Hailee Steinfeld é a boa surpresa do filme e assim como Bridges foi indicada ao
Oscar, ela estranhamente como Melhor Atriz Coadjuvante quando seu personagem é,
para a história, até mais importante que o próprio ‘Rooster’ Cogburn. Além dessas
duas indicações “Bravura Indômita” teve outras oito indicações, inclusive nas
categorias de Melhor Filme, Melhor Direção, Melhor Roteiro e Cinematografia
(Roger Deakins). E a Academia, mais uma vez, ignorou um faroeste não premiando
o “Bravura Indômita” dos Coen em nenhuma das categorias nas quais concorreu.
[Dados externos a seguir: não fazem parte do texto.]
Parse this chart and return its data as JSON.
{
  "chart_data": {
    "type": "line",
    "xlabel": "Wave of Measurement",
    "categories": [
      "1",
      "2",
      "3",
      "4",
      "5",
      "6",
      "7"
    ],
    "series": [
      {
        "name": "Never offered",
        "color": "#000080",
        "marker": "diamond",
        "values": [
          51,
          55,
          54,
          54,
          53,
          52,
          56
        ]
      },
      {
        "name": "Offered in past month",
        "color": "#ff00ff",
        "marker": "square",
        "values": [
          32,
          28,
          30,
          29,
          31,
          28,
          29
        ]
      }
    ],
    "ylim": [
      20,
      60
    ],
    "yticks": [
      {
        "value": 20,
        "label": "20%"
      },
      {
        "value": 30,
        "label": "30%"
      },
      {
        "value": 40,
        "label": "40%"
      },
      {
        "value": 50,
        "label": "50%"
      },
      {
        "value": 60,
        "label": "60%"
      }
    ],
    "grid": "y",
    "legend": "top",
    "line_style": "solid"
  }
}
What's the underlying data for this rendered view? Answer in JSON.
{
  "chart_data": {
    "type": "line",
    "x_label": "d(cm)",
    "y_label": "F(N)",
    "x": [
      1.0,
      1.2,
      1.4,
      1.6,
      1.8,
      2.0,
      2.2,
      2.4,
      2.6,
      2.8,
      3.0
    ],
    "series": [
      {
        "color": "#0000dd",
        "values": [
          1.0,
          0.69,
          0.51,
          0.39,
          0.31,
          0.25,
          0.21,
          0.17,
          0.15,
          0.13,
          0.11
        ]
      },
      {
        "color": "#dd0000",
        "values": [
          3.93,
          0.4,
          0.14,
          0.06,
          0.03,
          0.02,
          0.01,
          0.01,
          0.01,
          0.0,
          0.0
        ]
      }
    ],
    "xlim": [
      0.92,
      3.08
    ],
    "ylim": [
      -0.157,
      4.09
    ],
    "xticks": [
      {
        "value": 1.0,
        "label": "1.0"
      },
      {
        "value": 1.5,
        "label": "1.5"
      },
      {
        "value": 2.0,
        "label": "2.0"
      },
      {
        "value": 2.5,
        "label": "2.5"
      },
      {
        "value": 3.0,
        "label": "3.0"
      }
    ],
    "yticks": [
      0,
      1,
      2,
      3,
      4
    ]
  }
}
Matt Damon destoa no elenco com fraca participação e Josh Brolin bem poderia
ter sequências mais longas. Se a Academia não fez jus à qualidade do western
dos Coen, o público gostou e muito. Tendo custado 38 milhões de dólares, o
filme arrecadou só nos Estado Unidos 171 milhões de dólares. Apenas a título de
comparação, “Django Unchained” de Quentin Tarantino, lançado dois anos depois,
em 2012, custou cem milhões de dólares e arrecadou 162 milhões, ou seja,
“Bravura Indômita” foi um grande sucesso de bilheteria, perdendo em valores
totais apenas para “Dança com Lobos” entre os westerns de melhor bilheteria nos
Estados Unidos.
Elizabeth Marvel; Josh Brolin |
Excelente crítica, Darci!
ResponderExcluirEu, honestamente, tenho um certo ranço com as refilmagens dos clássicos, mas este filme dos Irmãos Coen conseguiu atingir uma dignidade que muitos outros remakes não conseguiram.
Abraço, Darci, e parabéns pelo trabalho!
Olá, Luiz Henrique, pensamos igual quanto ao remake dos Coen. Grande western mesmo!!!